Bei einer Wahlbeteiligung von 54 Prozent (3,4 % weniger als das letzte Mal 2017) konnte die Grazer KPÖ mit rd. 34.000 Stimmen (28,84 %) die seit 18 Jahren in der Stadtregierung vorherrschende rechtskonservative "Österreichische Volkspartei" (ÖVP) überholen, die mit knapp 31.000 Stimmen nur noch 25,9 Prozent erreichte. Während die KPÖ gegenüber ihrem Ergebnis von 2017 rd. 8.600 Stimmen oder 8,5 % dazugewann und damit 15 Gemeinderatssitze erreichte, verlor die ÖVP fast 17.000 Stimmen oder 11,9 %. Der bisher die Grazer Stadtpolitik entscheidend dominierende ÖVP-Langzeit-Bürgermeister Siegfried Nagl, sah sich gezwungen, noch in der Wahlnacht seinen Rücktritt vom Amt des Stadtchefs bekanntzugeben. Er hatte sich durch das Anschieben mehrerer teurer, aber für Bauunternehmen profitabler Bauprojekte, darunter einer U‑Bahnstrecke, den Missmut vieler Bürgerinnen und Bürger zugezogen. Er hatte deshalb den Beinamen "Beton-Siegi" erhalten.

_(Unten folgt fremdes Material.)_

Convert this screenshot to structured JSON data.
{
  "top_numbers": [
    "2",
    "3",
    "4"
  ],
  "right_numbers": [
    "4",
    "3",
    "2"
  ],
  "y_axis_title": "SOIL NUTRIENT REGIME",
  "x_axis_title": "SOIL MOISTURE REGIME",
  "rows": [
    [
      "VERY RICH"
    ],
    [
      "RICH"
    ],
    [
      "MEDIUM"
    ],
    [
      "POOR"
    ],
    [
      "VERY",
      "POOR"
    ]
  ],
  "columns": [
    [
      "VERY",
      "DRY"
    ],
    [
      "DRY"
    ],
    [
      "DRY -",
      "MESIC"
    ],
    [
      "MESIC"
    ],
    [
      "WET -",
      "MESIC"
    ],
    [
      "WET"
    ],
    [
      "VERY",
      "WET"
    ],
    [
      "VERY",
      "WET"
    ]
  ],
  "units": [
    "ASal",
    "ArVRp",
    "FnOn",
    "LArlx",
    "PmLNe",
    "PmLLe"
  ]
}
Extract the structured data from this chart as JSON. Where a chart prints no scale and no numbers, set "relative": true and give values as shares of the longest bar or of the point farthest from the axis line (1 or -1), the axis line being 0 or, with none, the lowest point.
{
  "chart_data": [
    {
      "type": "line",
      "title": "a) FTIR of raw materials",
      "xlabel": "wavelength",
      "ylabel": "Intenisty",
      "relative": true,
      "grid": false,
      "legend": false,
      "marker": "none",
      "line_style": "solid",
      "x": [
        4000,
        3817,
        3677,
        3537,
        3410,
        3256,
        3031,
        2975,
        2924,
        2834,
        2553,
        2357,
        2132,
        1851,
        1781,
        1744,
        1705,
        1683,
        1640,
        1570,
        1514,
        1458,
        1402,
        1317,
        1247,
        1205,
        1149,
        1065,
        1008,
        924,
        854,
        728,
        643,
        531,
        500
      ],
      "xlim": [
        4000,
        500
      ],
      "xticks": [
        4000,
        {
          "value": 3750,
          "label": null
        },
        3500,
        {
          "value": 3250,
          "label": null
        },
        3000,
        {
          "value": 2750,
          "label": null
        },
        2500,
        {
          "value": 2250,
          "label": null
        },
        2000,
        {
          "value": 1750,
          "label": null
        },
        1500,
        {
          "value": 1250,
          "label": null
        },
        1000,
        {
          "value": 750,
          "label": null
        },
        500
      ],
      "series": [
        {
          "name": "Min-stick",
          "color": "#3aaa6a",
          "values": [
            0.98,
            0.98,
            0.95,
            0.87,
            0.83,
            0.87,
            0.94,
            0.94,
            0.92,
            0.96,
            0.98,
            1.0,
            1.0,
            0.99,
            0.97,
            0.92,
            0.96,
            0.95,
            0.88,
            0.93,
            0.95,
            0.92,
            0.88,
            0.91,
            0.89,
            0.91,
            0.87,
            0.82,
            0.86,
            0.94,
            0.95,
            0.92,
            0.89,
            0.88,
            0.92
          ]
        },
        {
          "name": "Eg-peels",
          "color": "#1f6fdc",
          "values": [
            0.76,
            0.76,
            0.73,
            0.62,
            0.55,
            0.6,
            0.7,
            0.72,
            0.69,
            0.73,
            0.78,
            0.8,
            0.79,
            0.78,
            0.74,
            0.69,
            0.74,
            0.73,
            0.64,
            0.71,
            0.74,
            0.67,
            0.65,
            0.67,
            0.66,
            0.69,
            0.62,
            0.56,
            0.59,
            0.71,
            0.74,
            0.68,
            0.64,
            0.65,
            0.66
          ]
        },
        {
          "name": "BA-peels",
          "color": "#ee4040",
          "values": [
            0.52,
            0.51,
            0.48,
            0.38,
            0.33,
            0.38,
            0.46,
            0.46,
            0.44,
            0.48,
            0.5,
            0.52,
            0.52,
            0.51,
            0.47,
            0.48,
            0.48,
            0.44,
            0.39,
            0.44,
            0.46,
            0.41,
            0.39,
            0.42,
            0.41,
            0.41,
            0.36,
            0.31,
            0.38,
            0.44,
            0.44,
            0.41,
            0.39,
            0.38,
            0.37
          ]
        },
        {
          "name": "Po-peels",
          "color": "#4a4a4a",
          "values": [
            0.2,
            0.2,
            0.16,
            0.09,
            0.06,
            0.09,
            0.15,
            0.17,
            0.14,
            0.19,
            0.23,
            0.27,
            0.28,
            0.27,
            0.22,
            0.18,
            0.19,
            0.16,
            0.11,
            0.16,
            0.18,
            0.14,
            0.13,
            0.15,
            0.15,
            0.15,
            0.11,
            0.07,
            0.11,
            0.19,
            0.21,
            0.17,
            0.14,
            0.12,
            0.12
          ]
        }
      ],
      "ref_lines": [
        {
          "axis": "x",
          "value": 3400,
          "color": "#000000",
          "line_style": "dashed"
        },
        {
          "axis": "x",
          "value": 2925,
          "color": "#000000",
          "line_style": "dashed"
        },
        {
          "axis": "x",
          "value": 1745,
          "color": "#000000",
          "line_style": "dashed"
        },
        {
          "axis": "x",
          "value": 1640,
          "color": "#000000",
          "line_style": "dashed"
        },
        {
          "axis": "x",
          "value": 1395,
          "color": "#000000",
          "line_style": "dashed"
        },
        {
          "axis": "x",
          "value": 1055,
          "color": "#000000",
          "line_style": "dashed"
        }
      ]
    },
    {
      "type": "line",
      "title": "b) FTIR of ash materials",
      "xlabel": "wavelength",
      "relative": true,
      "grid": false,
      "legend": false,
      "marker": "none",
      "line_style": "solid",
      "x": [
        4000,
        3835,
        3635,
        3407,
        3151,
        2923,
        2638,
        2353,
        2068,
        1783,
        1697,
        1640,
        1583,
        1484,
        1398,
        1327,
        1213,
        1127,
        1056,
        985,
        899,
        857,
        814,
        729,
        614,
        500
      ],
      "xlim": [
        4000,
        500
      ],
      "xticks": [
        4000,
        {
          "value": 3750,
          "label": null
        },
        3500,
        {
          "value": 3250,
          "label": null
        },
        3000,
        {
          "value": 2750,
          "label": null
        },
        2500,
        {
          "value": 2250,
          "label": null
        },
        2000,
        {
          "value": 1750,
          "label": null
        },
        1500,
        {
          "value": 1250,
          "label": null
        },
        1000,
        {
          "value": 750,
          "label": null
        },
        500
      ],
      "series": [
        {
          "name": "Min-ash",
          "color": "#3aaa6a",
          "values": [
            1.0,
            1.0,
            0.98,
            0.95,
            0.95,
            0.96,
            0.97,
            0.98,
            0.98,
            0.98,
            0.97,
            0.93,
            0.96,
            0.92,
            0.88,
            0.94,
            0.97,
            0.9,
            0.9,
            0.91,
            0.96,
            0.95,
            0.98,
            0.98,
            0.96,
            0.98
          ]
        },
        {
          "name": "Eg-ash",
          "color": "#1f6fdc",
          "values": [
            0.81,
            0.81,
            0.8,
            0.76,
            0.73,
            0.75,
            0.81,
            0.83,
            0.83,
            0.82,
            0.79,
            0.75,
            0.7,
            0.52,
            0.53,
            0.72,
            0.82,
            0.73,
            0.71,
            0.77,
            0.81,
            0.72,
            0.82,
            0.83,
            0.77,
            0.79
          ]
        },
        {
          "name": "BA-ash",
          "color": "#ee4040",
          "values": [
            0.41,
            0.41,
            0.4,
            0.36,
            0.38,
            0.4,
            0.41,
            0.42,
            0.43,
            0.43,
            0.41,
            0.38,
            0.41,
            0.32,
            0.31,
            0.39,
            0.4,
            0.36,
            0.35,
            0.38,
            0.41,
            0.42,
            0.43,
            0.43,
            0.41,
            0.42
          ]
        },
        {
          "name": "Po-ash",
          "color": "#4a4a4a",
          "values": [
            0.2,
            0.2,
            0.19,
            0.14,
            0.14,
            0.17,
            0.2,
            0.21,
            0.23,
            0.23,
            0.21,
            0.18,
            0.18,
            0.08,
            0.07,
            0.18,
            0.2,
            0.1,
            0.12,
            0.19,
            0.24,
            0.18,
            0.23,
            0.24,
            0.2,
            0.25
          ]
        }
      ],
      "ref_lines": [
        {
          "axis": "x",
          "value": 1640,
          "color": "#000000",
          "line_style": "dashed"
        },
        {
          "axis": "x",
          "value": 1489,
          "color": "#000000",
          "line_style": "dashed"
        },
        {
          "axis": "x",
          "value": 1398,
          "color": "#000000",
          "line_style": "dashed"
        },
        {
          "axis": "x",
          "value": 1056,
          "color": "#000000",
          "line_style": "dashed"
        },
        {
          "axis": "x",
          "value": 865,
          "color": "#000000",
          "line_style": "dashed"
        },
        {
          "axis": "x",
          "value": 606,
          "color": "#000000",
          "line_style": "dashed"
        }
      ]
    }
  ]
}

Aufgrund des Wahlergebnisses erhält die KPÖ nun auch die meisten Stadtsenatsmandate, nämlich drei statt bisher zwei. Stadtsenat oder Stadtrat heißt in Graz zum Unterschied vom Gemeinderat die siebenköpfige Stadtexekutive. Die Stadträte werden nicht vom Gemeinderat gewählt, sondern unter allen im Gemeinderat vertretenen Parteien proportional nach der Stärke der Fraktionen verteilt. Neben den drei nunmehr auf die KPÖ entfallenden Stadträten stellen die ÖVP nun noch zwei und die Grünen und die FPÖ je einen Stadtrat. SPÖ und NEOS sind wegen zu geringer Stimmanteile in der Stadtregierung nicht vertreten.
Bei den im gleichen Wahlgang gewählten 17 Stadtbezirksvertretungen liegt die KPÖ auffälligerweise in allen 8 Innenstadtbezirken vorn, während in den 9 Außenstadtbezirken, wo vielfach die wohlhabenderen Einwohner in Villengegenden zu Hause sind, weiterhin die ÖVP führend bleibt ("rote" Kernstadt, "schwarzer" Außenring).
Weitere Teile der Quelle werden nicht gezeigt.